Tracking network checks climate effects
Researchers are receiving data from a giant network of acoustic sensors to find out how climate change might affect sea animal behaviour.
Macquarie University’s Integrated Marine Observing System (IMOS) has tracked the whereabouts of 117 marine species using sound-detecting underwater receivers.
The devices pick up signals from tags placed on fish and marine mammals.
The IMOS Animal Tracking Facility network consists of nearly 2,000 receiving stations around the country, and has tracked 3,777 Australian sea animal.
The tracking data is validated by an advanced control algorithm developed in Hobart, which can identify background noise signals and anomalous movements to boost the quality and re-usability of the information.
Researchers say the data is helping predict how animal behaviour might change in response to warming waters.
“In the case of bull sharks – a species we tracked that is known to be potentially dangerous – research has shown that they move within warmer waters, meaning it is important that we understand how they modify their movements in response to changes in ocean conditions and processes,” IMOS Animal Tracking Facility leader Dr Rob Harcourt has told the ABC.
“We do have quite strong evidence that there are things like pulses of warm water that are coming down with the East Australian Current which is strengthening and has been strengthening over some time.
“With those water masses we find that fish are essentially staying in the same environment but that environment is actually moving.

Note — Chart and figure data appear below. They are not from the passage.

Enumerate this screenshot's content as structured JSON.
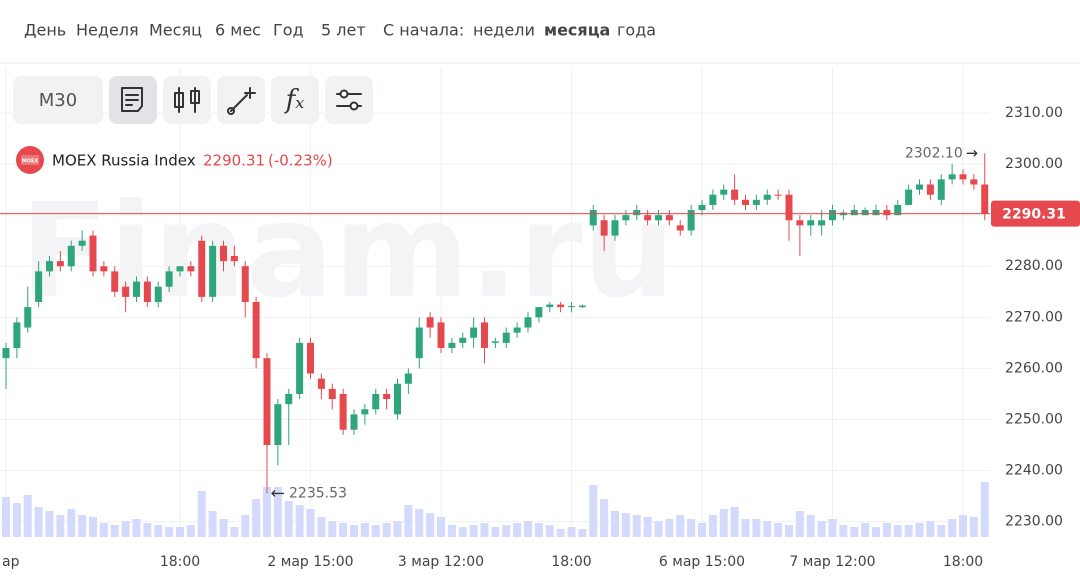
{
  "toolbar": {
    "periods": [
      "День",
      "Неделя",
      "Месяц",
      "6 мес",
      "Год",
      "5 лет"
    ],
    "since_label": "С начала:",
    "since_options": [
      "недели",
      "месяца",
      "года"
    ],
    "since_selected": 1
  },
  "interval": "M30",
  "watermark": "Finam.ru",
  "chart_data": {
    "type": "candlestick",
    "title": "MOEX Russia Index",
    "logo": "MOEX",
    "last": {
      "value": 2290.31,
      "label": "2290.31"
    },
    "change": {
      "value": -0.23,
      "label": "(-0.23%)"
    },
    "high_mark": {
      "value": 2302.1,
      "label": "2302.10"
    },
    "low_mark": {
      "value": 2235.53,
      "label": "2235.53"
    },
    "up_color": "#2fa57c",
    "down_color": "#e5484d",
    "volume_color": "#d4dafc",
    "categories": [
      "ар",
      null,
      null,
      null,
      null,
      null,
      null,
      null,
      null,
      null,
      null,
      null,
      null,
      null,
      null,
      null,
      "18:00",
      null,
      null,
      null,
      null,
      null,
      null,
      null,
      null,
      null,
      null,
      null,
      "2 мар 15:00",
      null,
      null,
      null,
      null,
      null,
      null,
      null,
      null,
      null,
      null,
      null,
      "3 мар 12:00",
      null,
      null,
      null,
      null,
      null,
      null,
      null,
      null,
      null,
      null,
      null,
      "18:00",
      null,
      null,
      null,
      null,
      null,
      null,
      null,
      null,
      null,
      null,
      null,
      "6 мар 15:00",
      null,
      null,
      null,
      null,
      null,
      null,
      null,
      null,
      null,
      null,
      null,
      "7 мар 12:00",
      null,
      null,
      null,
      null,
      null,
      null,
      null,
      null,
      null,
      null,
      null,
      "18:00",
      null,
      null
    ],
    "open": [
      2262,
      2264,
      2268,
      2273,
      2279,
      2281,
      2280,
      2284,
      2286,
      2280,
      2279,
      2276,
      2274,
      2277,
      2273,
      2276,
      2279,
      2280,
      2285,
      2274,
      2284,
      2282,
      2280,
      2273,
      2262,
      2245,
      2253,
      2255,
      2265,
      2258,
      2256,
      2255,
      2248,
      2251,
      2252,
      2255,
      2251,
      2257,
      2262,
      2270,
      2269,
      2264,
      2265,
      2266,
      2269,
      2265,
      2265,
      2267,
      2268,
      2270,
      2272,
      2272.5,
      2272,
      2272,
      2288,
      2289,
      2286,
      2289,
      2290,
      2290,
      2289,
      2290,
      2288,
      2287,
      2291,
      2292,
      2294,
      2295,
      2293,
      2292,
      2293,
      2294,
      2294,
      2289,
      2288,
      2288,
      2289,
      2290,
      2290,
      2290,
      2290,
      2291,
      2290,
      2292,
      2295,
      2296,
      2293,
      2297,
      2298,
      2297,
      2296
    ],
    "high": [
      2265,
      2270,
      2276,
      2281,
      2282,
      2283,
      2285,
      2287,
      2287,
      2281,
      2280,
      2277,
      2278,
      2278,
      2277,
      2280,
      2280,
      2281,
      2286,
      2285,
      2285,
      2284,
      2281,
      2274,
      2263,
      2254,
      2256,
      2266,
      2266,
      2259,
      2257,
      2256,
      2252,
      2253,
      2256,
      2256,
      2258,
      2260,
      2270,
      2271,
      2270,
      2266,
      2267,
      2270,
      2270,
      2266,
      2268,
      2269,
      2271,
      2272,
      2273,
      2273,
      2273,
      2272.5,
      2292,
      2290,
      2290,
      2291,
      2292,
      2291,
      2291,
      2291,
      2289,
      2292,
      2293,
      2295,
      2296,
      2298,
      2294,
      2294,
      2295,
      2295,
      2295,
      2290,
      2290,
      2291,
      2292,
      2291,
      2292,
      2291.5,
      2292,
      2292,
      2293,
      2296,
      2297,
      2297,
      2298,
      2300,
      2299,
      2298,
      2302.1
    ],
    "low": [
      2256,
      2262,
      2267,
      2272,
      2278,
      2279,
      2279,
      2283,
      2278,
      2278,
      2274,
      2271,
      2273,
      2272,
      2272,
      2275,
      2278,
      2278,
      2273,
      2273,
      2279,
      2280,
      2270,
      2260,
      2235.53,
      2241,
      2245,
      2254,
      2258,
      2254,
      2252,
      2247,
      2247,
      2249,
      2251,
      2252,
      2250,
      2255,
      2260,
      2266,
      2263,
      2263,
      2264,
      2264,
      2261,
      2264,
      2264,
      2266,
      2267,
      2269,
      2271,
      2271,
      2271,
      2271.8,
      2287,
      2283,
      2285,
      2288,
      2289,
      2288,
      2288,
      2288,
      2286,
      2286,
      2290,
      2291,
      2293,
      2292,
      2291,
      2291,
      2292,
      2293,
      2285,
      2282,
      2286,
      2286,
      2288,
      2289,
      2290,
      2290,
      2290,
      2289,
      2290,
      2292,
      2294,
      2293,
      2292,
      2296,
      2296,
      2295,
      2289
    ],
    "close": [
      2264,
      2269,
      2272,
      2279,
      2281,
      2280,
      2284,
      2285,
      2279,
      2279,
      2275,
      2274,
      2277,
      2273,
      2276,
      2279,
      2280,
      2279,
      2274,
      2284,
      2281,
      2281,
      2273,
      2262,
      2245,
      2253,
      2255,
      2265,
      2259,
      2256,
      2254,
      2248,
      2251,
      2252,
      2255,
      2254,
      2257,
      2259,
      2268,
      2268,
      2264,
      2265,
      2266,
      2268,
      2264,
      2265.3,
      2267,
      2268,
      2270,
      2272,
      2272.5,
      2272,
      2272.2,
      2272.3,
      2291,
      2286,
      2289,
      2290,
      2291,
      2289,
      2290,
      2289,
      2287,
      2291,
      2292,
      2294,
      2295,
      2293,
      2292,
      2293,
      2294,
      2293.8,
      2289,
      2288,
      2289,
      2289,
      2291,
      2290.5,
      2291,
      2291,
      2291,
      2290,
      2292,
      2295,
      2296,
      2294,
      2297,
      2298,
      2297,
      2296,
      2290.31
    ],
    "volumes": [
      40,
      34,
      42,
      30,
      26,
      22,
      28,
      22,
      20,
      14,
      12,
      16,
      18,
      14,
      12,
      10,
      10,
      12,
      46,
      26,
      18,
      10,
      22,
      38,
      50,
      50,
      36,
      32,
      28,
      20,
      16,
      14,
      12,
      14,
      12,
      14,
      16,
      32,
      28,
      24,
      20,
      12,
      10,
      12,
      14,
      10,
      12,
      14,
      16,
      14,
      12,
      8,
      10,
      8,
      52,
      38,
      26,
      24,
      22,
      20,
      16,
      18,
      22,
      18,
      14,
      22,
      28,
      30,
      18,
      18,
      16,
      14,
      12,
      26,
      22,
      16,
      18,
      12,
      10,
      14,
      10,
      14,
      12,
      12,
      14,
      16,
      12,
      18,
      22,
      20,
      55
    ],
    "ylim": [
      2227,
      2319
    ],
    "yticks": [
      {
        "value": 2230,
        "label": "2230.00"
      },
      {
        "value": 2240,
        "label": "2240.00"
      },
      {
        "value": 2250,
        "label": "2250.00"
      },
      {
        "value": 2260,
        "label": "2260.00"
      },
      {
        "value": 2270,
        "label": "2270.00"
      },
      {
        "value": 2280,
        "label": "2280.00"
      },
      {
        "value": 2290,
        "label": "2290.00"
      },
      {
        "value": 2300,
        "label": "2300.00"
      },
      {
        "value": 2310,
        "label": "2310.00"
      }
    ],
    "grid": true
  }
}
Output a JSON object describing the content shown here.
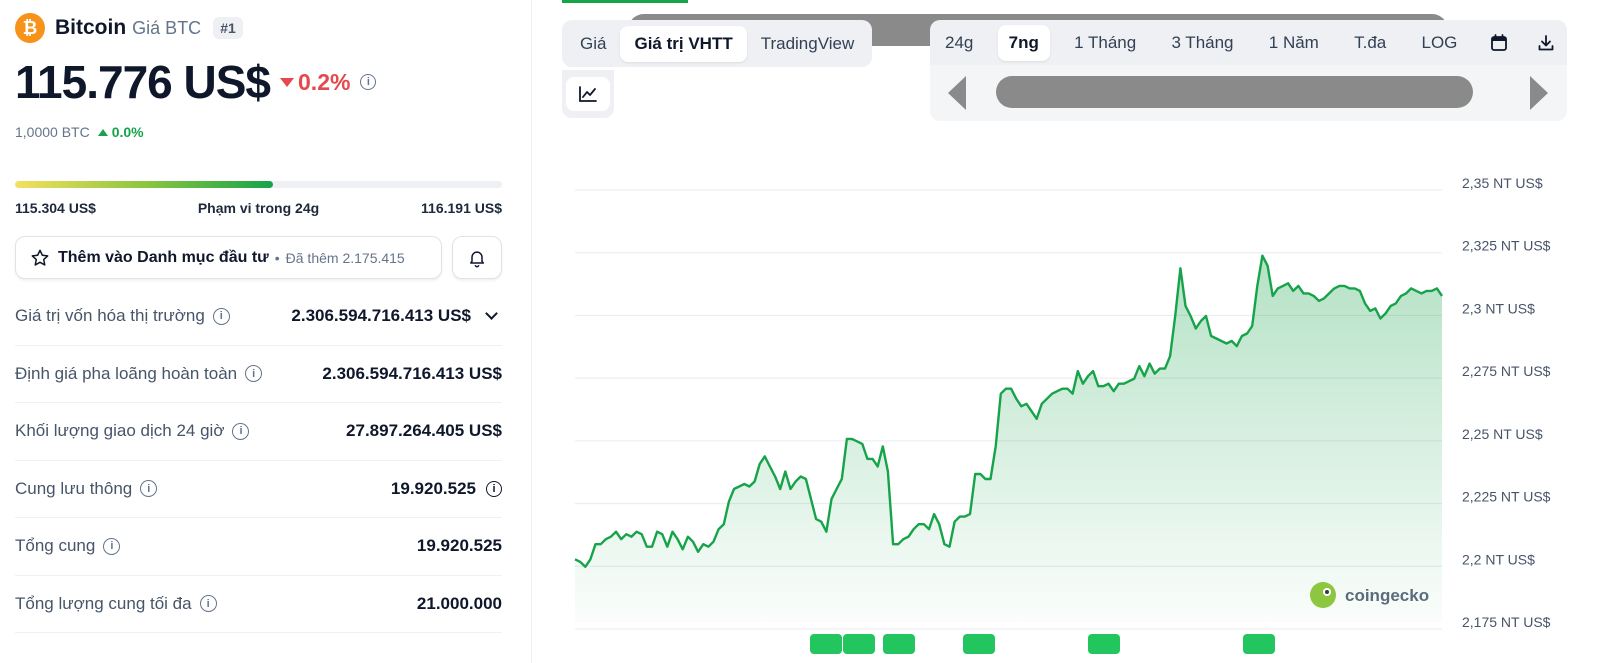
{
  "coin": {
    "logo_symbol": "₿",
    "name": "Bitcoin",
    "subtitle": "Giá BTC",
    "rank": "#1",
    "price": "115.776 US$",
    "change_24h": "0.2%",
    "btc_price": "1,0000 BTC",
    "btc_change": "0.0%"
  },
  "range": {
    "low": "115.304 US$",
    "label": "Phạm vi trong 24g",
    "high": "116.191 US$",
    "fill_fraction": 0.53
  },
  "watchlist": {
    "label": "Thêm vào Danh mục đầu tư",
    "separator": "•",
    "added": "Đã thêm 2.175.415"
  },
  "stats": [
    {
      "label": "Giá trị vốn hóa thị trường",
      "value": "2.306.594.716.413 US$"
    },
    {
      "label": "Định giá pha loãng hoàn toàn",
      "value": "2.306.594.716.413 US$"
    },
    {
      "label": "Khối lượng giao dịch 24 giờ",
      "value": "27.897.264.405 US$"
    },
    {
      "label": "Cung lưu thông",
      "value": "19.920.525"
    },
    {
      "label": "Tổng cung",
      "value": "19.920.525"
    },
    {
      "label": "Tổng lượng cung tối đa",
      "value": "21.000.000"
    }
  ],
  "view_tabs": [
    "Giá",
    "Giá trị VHTT",
    "TradingView"
  ],
  "view_tab_active": "Giá trị VHTT",
  "range_tabs": [
    "24g",
    "7ng",
    "1 Tháng",
    "3 Tháng",
    "1 Năm",
    "T.đa",
    "LOG"
  ],
  "range_tab_active": "7ng",
  "icons": {
    "calendar": "calendar-icon",
    "download": "download-icon",
    "line_chart": "line-chart-icon",
    "bell": "bell-icon",
    "star": "star-icon"
  },
  "colors": {
    "up": "#16a34a",
    "down": "#e5484d",
    "brand": "#f7931a"
  },
  "watermark": "coingecko",
  "chart_data": {
    "type": "area",
    "y_tick_labels": [
      "2,35 NT US$",
      "2,325 NT US$",
      "2,3 NT US$",
      "2,275 NT US$",
      "2,25 NT US$",
      "2,225 NT US$",
      "2,2 NT US$",
      "2,175 NT US$"
    ],
    "y_ticks": [
      2.35,
      2.325,
      2.3,
      2.275,
      2.25,
      2.225,
      2.2,
      2.175
    ],
    "ylim": [
      2.175,
      2.35
    ],
    "y_unit": "NT US$",
    "grid": true,
    "series": [
      {
        "values": [
          2.2,
          2.199,
          2.197,
          2.2,
          2.206,
          2.206,
          2.208,
          2.209,
          2.211,
          2.208,
          2.21,
          2.209,
          2.211,
          2.21,
          2.205,
          2.205,
          2.211,
          2.21,
          2.205,
          2.211,
          2.208,
          2.204,
          2.209,
          2.207,
          2.203,
          2.206,
          2.205,
          2.207,
          2.212,
          2.214,
          2.223,
          2.228,
          2.229,
          2.23,
          2.229,
          2.231,
          2.238,
          2.241,
          2.237,
          2.233,
          2.228,
          2.235,
          2.228,
          2.231,
          2.233,
          2.232,
          2.224,
          2.216,
          2.215,
          2.211,
          2.224,
          2.228,
          2.232,
          2.248,
          2.248,
          2.247,
          2.246,
          2.24,
          2.24,
          2.237,
          2.245,
          2.235,
          2.206,
          2.206,
          2.208,
          2.209,
          2.212,
          2.214,
          2.214,
          2.212,
          2.218,
          2.214,
          2.206,
          2.205,
          2.215,
          2.217,
          2.217,
          2.218,
          2.234,
          2.234,
          2.232,
          2.232,
          2.245,
          2.266,
          2.268,
          2.268,
          2.264,
          2.261,
          2.262,
          2.259,
          2.256,
          2.262,
          2.264,
          2.266,
          2.267,
          2.268,
          2.268,
          2.266,
          2.275,
          2.27,
          2.273,
          2.275,
          2.269,
          2.269,
          2.27,
          2.267,
          2.27,
          2.27,
          2.271,
          2.272,
          2.277,
          2.273,
          2.278,
          2.274,
          2.276,
          2.276,
          2.281,
          2.297,
          2.316,
          2.301,
          2.297,
          2.292,
          2.295,
          2.297,
          2.289,
          2.288,
          2.287,
          2.286,
          2.287,
          2.285,
          2.289,
          2.29,
          2.293,
          2.309,
          2.321,
          2.317,
          2.305,
          2.308,
          2.309,
          2.31,
          2.307,
          2.309,
          2.306,
          2.306,
          2.305,
          2.303,
          2.304,
          2.306,
          2.308,
          2.309,
          2.309,
          2.308,
          2.308,
          2.307,
          2.302,
          2.299,
          2.3,
          2.296,
          2.298,
          2.301,
          2.302,
          2.305,
          2.306,
          2.308,
          2.307,
          2.306,
          2.307,
          2.307,
          2.308,
          2.305
        ]
      }
    ]
  }
}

“Over the course of the next few years we will be able to build some really complex models to allow us to predict what is going to happen as we understand more about the oceanography,” he said.
Professor Harcourt said the high-tech tracking network had also show species travelling surprising distances.
“For instance, in Sydney Harbour the New South Wales government has been tagging bull sharks because of anxiety about people being bitten,” he said.
“Our colleagues up in Townsville, which is about 2,400 kilometres away, also detected bull sharks and then discovered these were the same sharks that had been tagged in Sydney Harbour.
“We are now looking at their movements all the way up and down the coast over a number of years.”